La manière la plus simple de concevoir un neutrino est de l’imaginer comme un électron qui aurait perdu sa charge électrique.

Pour cette raison les neutrinos de la radioactivité sont appelés par les physiciens “neutrinos-électrons” Cette appélation sert à les distinguer de deux autres espèces de neutrinos, les neutrinos-mu et les neutrinos-tau.

Le neutrino-électron est avec l’électron l’un des deux acteurs de la radioactivité bêta, mais un acteur invisible car indétectable. Dans le cas le plus fréquent de la radioactivité bêta-moins, c’est son antiparticule, l’antineutrino-électron, qui intervient, partenaire de l’électron positif ou positon.

Quarks et leptons
Le neutrino est le quatrième membre d’une famille de quatre corpuscules qui joue un rôle fondamental dans le monde qui nous entoure. Les deux premiers sont les quarks “up” et “down” constituants de la matière nucléaire, le troisième est l’électron. Les physiciens appellent leptons la paire formée de l’électron et du neutrino. Quarks et leptons sont de minuscules corpuscules que l’on ne verra jamais dans un microscope. Les formes de toupies attribuées sur la figure sont symboliques.
© IN2P3

Le neutrino-électron est le compère de l’électron dans une famille de quatre corpuscules fondamentaux de la matière. Les deux autres membres de cette famille sont les quarks appelés up et down, qui sont les constituants élémentaires des protons et neutrons et de ce fait constituants ultimes du noyau de l’atome. Électron, neutrino-électron, quark up, quark down constituent aux yeux des physiciens la première génération des corpuscules élémentaires.

Ce qui différencie les quarks de l’électron et du neutrino est que les premiers sont sensibles aux forces très intenses – appelées interactions fortes – qui cimentent les noyaux. De ce fait les quarks sont difficiles à observer car ils restent prisonniers de la matière nucléaire.

Electrons et neutrinos ne sont pas sensibles à l’interaction forte. Ils prennent le large ! Mais les neutrinos sont électriquement neutres : ils ne possèdent pas la charge électrique qui permet aux électrons de former un cortège entourant le noyau de l’atome. Ils sont très difficiles à détecter.

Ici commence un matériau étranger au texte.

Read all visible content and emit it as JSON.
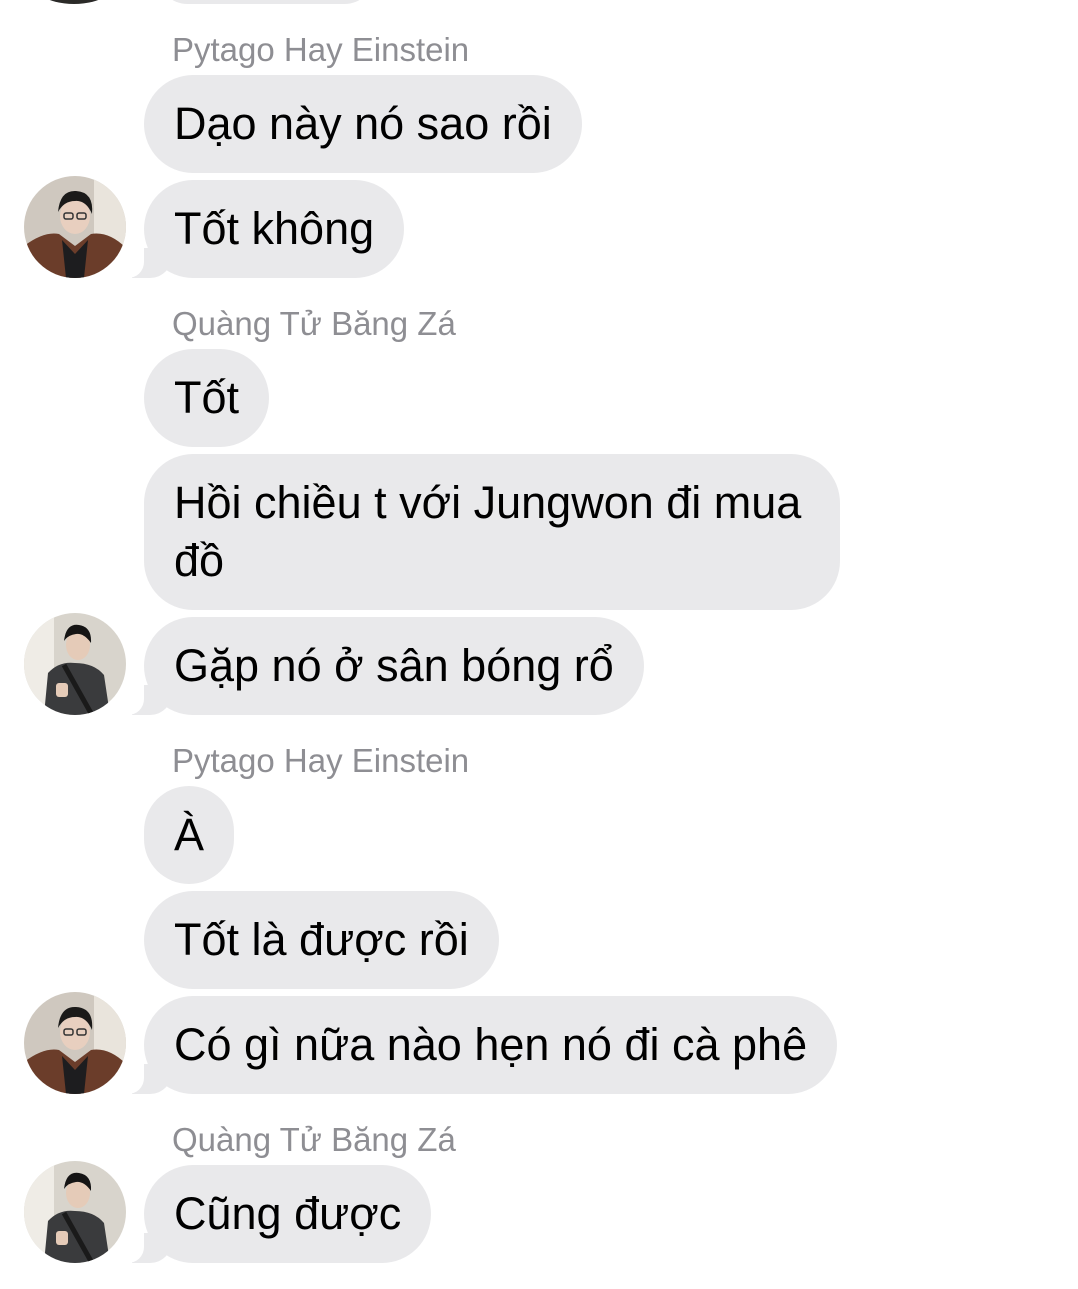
{
  "chat": {
    "colors": {
      "bubble": "#e9e9eb",
      "sender_name": "#8e8e93",
      "text": "#000000",
      "background": "#ffffff"
    },
    "messages": [
      {
        "sender": "Pytago Hay Einstein",
        "texts": [
          "Dạo này nó sao rồi",
          "Tốt không"
        ],
        "avatar": "avatar-brown-jacket-icon"
      },
      {
        "sender": "Quàng Tử Băng Zá",
        "texts": [
          "Tốt",
          "Hồi chiều t với Jungwon đi mua đồ",
          "Gặp nó ở sân bóng rổ"
        ],
        "avatar": "avatar-dark-coat-icon"
      },
      {
        "sender": "Pytago Hay Einstein",
        "texts": [
          "À",
          "Tốt là được rồi",
          "Có gì nữa nào hẹn nó đi cà phê"
        ],
        "avatar": "avatar-brown-jacket-icon"
      },
      {
        "sender": "Quàng Tử Băng Zá",
        "texts": [
          "Cũng được"
        ],
        "avatar": "avatar-dark-coat-icon"
      }
    ]
  }
}
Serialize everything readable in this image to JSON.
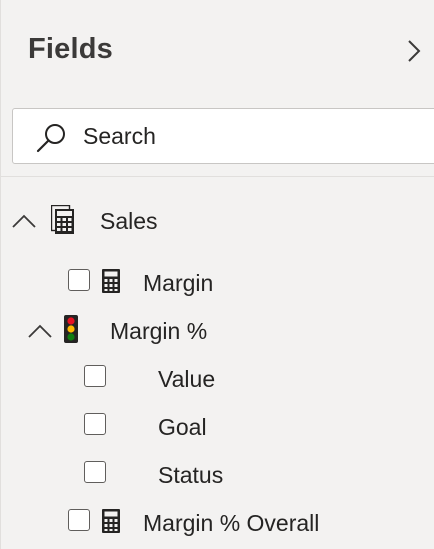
{
  "header": {
    "title": "Fields",
    "collapse_icon": "chevron-right-icon"
  },
  "search": {
    "placeholder": "Search",
    "icon": "search-icon"
  },
  "tree": {
    "table": {
      "label": "Sales",
      "icon": "table-calculator-icon",
      "expanded": true
    },
    "items": [
      {
        "label": "Margin",
        "icon": "calculator-icon",
        "checked": false
      },
      {
        "label": "Margin %",
        "icon": "traffic-light-kpi-icon",
        "expanded": true,
        "children": [
          {
            "label": "Value",
            "checked": false
          },
          {
            "label": "Goal",
            "checked": false
          },
          {
            "label": "Status",
            "checked": false
          }
        ]
      },
      {
        "label": "Margin % Overall",
        "icon": "calculator-icon",
        "checked": false
      }
    ]
  },
  "colors": {
    "pane_background": "#f3f2f1",
    "text": "#252423",
    "kpi_red": "#e81123",
    "kpi_yellow": "#ffb900",
    "kpi_green": "#107c10"
  }
}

On a longtemps postulé que les neutrinos avaient une masse nulle (comme les photons). Des expériences récentes ont montré qu’ils avaient une masse, mais extrêmement petite. Pour en donner une idée, la masse du neutrino-électron serait bien inférieure au millionième de la masse de l’électron, un corpuscule pourtant bien léger.

Corpuscules pratiquement sans masse, les neutrinos se déplacent à la vitesse de la lumière. C’est ainsi qu’en 1987, on observa, en même temps qu’un minuscule éclair de lumière provenant de l’explosion d’une lointaine supernova, l’arrivée d’une bouffée de neutrinos après un voyage de 180 000 années lumière.

Neutrinos gauches et antineutrinos droits
Les neutrinos comme les électrons et les quarks ont deux sens de rotation possible, appelés états de “spin”. Une  particularité remarquable des neutrinos est que seuls sont produits et interagissent les neutrinos ayant le sens de rotation dit “gauche” comme celui indiqué sur la figure. Les neutrinos dits “droits” ne sont pas observés, ne sont pas produits et n’interagissent pas. Dans le monde de l’antimatière, c’est le contraire : seuls les antineutrinos droits sont produits et observés. Cette propriété remarquable est une particularité de l’interaction faible.
IN2P3

Comme les électrons, les neutrinos possèdent deux sens de rotation possibles – appelés hélicité droite et gauche – quand l’axe de rotation est choisi parallèle à la direction du mouvement. Mais les neutrinos interagissent uniquement à travers les forces faibles qui distinguent les deux états d’hélicité (un phénomène que les physiciens appellent “violation de parité”). De de fait, seuls les neutrinos “gauches” sont produits et interagissent. Les neutrinos “droits” n’interagissent pas.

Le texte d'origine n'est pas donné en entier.